Les  cases  à lapins  clonées à l'infini.. Hong Kong et  ses  cité-dortoirs.. Un  goût  amer  dans la   bouche. Le   vol   d'une   colombe..   Échappée d'un   asile.   Tous   fous.   A  lier, ensemble. Sa   bouche   est   sèche,   trop   sèche. Et ses entrailles   semblent   entamer une  sourde  mélopée au rythme   percussif,   comme   une   vie   intérieure   autonome   et  sensible,  un signe malicieux qui l'emmène en exil.

Ce cygne noir sur le Bosphore, jadis.  
La   flamme   de   la   chandelle   grésille   en   brûlant   la   cire,   joue   des   ombres   fugitives sur   le   mur   face   à   elle,   forme   des   visages   aléatoires..   les   traits   s'estompent,   se  transforment, semblent écrire des repères surprenants.
Et   puis   les   fragrances   essentielles,   son   ami   chinois   qui   lui   offre   régulièrement  des   extraits   de   parfum,   Hermès,   Monaco,   tout   se   brouille,   elle   sourit,   humecte  ses lèvres sèches, un appel au désir.. se détendre enfin.

Redevenir   jeune   fille   aux  cheveux  filasses , courir   dans   les   champs   de   lavande,  rouler   sous   la   pergola,   entrer   en   silence   dans   la   pénombre   d'une   cuisine  étouffante   où   mijotent   tendrement   les   poivrons   et   les   aubergines,   soulever   le  couvercle, les papilles frémissantes..
Son   regard   navigue   à   vue,   oscille,   palpite,   la   cire   se   consume,   une   agonie  nostalgique et bienheureuse.
Un   soupçon   d'échalote.   La   vibration   d'un   moustique   qui   la   nargue.   Le   sourire  s'accentue.   Elle   demandera   à   Jim   la   teneur   de   son   cocktail.   Une   détente   haute  en   couleur.   Un   meuble   cadenassé   dont   on   aurait   brisé   les   chaînes,   ou   du   moins  gratté l'encaustique. Pour obtenir une dentelle chamarrée.
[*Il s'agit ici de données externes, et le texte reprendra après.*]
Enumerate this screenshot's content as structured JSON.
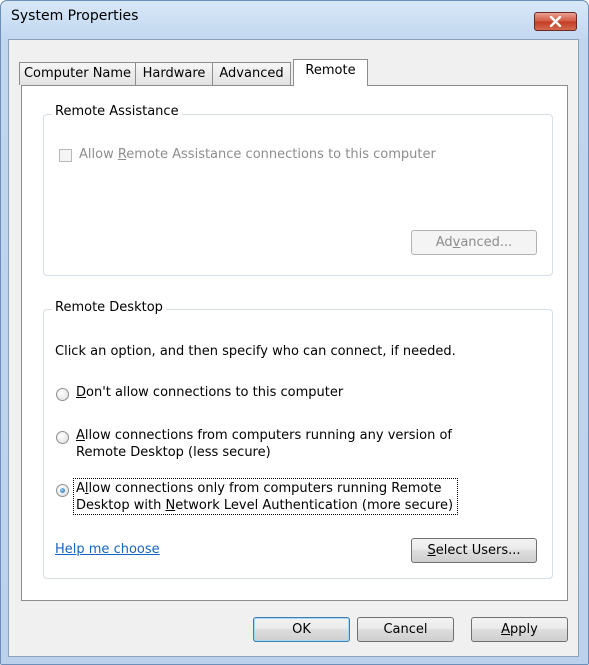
{
  "window": {
    "title": "System Properties",
    "close_icon": "close-x-icon",
    "close_color": "#c23b22"
  },
  "tabs": [
    {
      "label": "Computer Name",
      "active": false
    },
    {
      "label": "Hardware",
      "active": false
    },
    {
      "label": "Advanced",
      "active": false
    },
    {
      "label": "Remote",
      "active": true
    }
  ],
  "remote_assistance": {
    "group_label": "Remote Assistance",
    "checkbox": {
      "label_pre": "Allow ",
      "label_key": "R",
      "label_post": "emote Assistance connections to this computer",
      "checked": false,
      "enabled": false
    },
    "advanced_button": {
      "pre": "Ad",
      "key": "v",
      "post": "anced...",
      "enabled": false
    }
  },
  "remote_desktop": {
    "group_label": "Remote Desktop",
    "instruction": "Click an option, and then specify who can connect, if needed.",
    "options": [
      {
        "pre": "",
        "key": "D",
        "line1_rest": "on't allow connections to this computer",
        "line2": "",
        "checked": false
      },
      {
        "pre": "",
        "key": "A",
        "line1_rest": "llow connections from computers running any version of",
        "line2": "Remote Desktop (less secure)",
        "checked": false
      },
      {
        "pre": "A",
        "key": "l",
        "line1_rest": "low connections only from computers running Remote",
        "line2_pre": "Desktop with ",
        "line2_key": "N",
        "line2_rest": "etwork Level Authentication (more secure)",
        "checked": true
      }
    ],
    "help_link": "Help me choose",
    "select_users_button": {
      "key": "S",
      "rest": "elect Users..."
    }
  },
  "footer": {
    "ok": "OK",
    "cancel": "Cancel",
    "apply_key": "A",
    "apply_rest": "pply"
  }
}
Les piqûres s'accentuent dans le dos de Maëlle. Sans doute la séance de sophro n'a-t-elle pas évacué le stress accumulé. Elle se redresse, pratique un léger auto massage, rassemble ses pensées, embuées par le journal sous ses yeux.
Le miroir lui renvoie l'image d'une jolie femme au visage marqué. Elle s'insurge.
Comment oses-tu me dévisager ? Est-ce que tu peux me donner une
bonne raison pour ne pas te quitter ? Te crois-tu si important ?

Le miroir reste coi. Sans doute une hésitation légitime, l'impression qu'il vaudrait mieux respecter le silence...
Tout de même elle y allait fort...Il ne resterait pas si longtemps sans rien dire. Et d'ailleurs, il allait commencer par brouiller son image, ce joli minois qu'il en avait marre de refléter..
Yann avait promis de rentrer pour le dîner.
Le dîner ? les pieds sous la table comme d'habitude ?
La lassitude revient lui lécher les paupières. Un trop-plein sans doute.
Son regard se détourne, scrute la porte, en attente du fracas à venir.
Yann, toujours présomptueux, parfois si désinvolte. Une infime variation.
Ses lèvres se plissent.
Il fallait lui parler, énoncer sincèrement les griefs, imaginer enfin le bout du tunnel.
Fermant les yeux, elle se promet d'être ferme. Elle le voit comme dans un rêve. Effronté, bien sûr.
Trop grillé, ce poulet... et pas assez relevé...Tu as besoin d'un cours de cuisine ? je peux appeler ma mère...
Sa mère.. une grimace et lui déforme les traits.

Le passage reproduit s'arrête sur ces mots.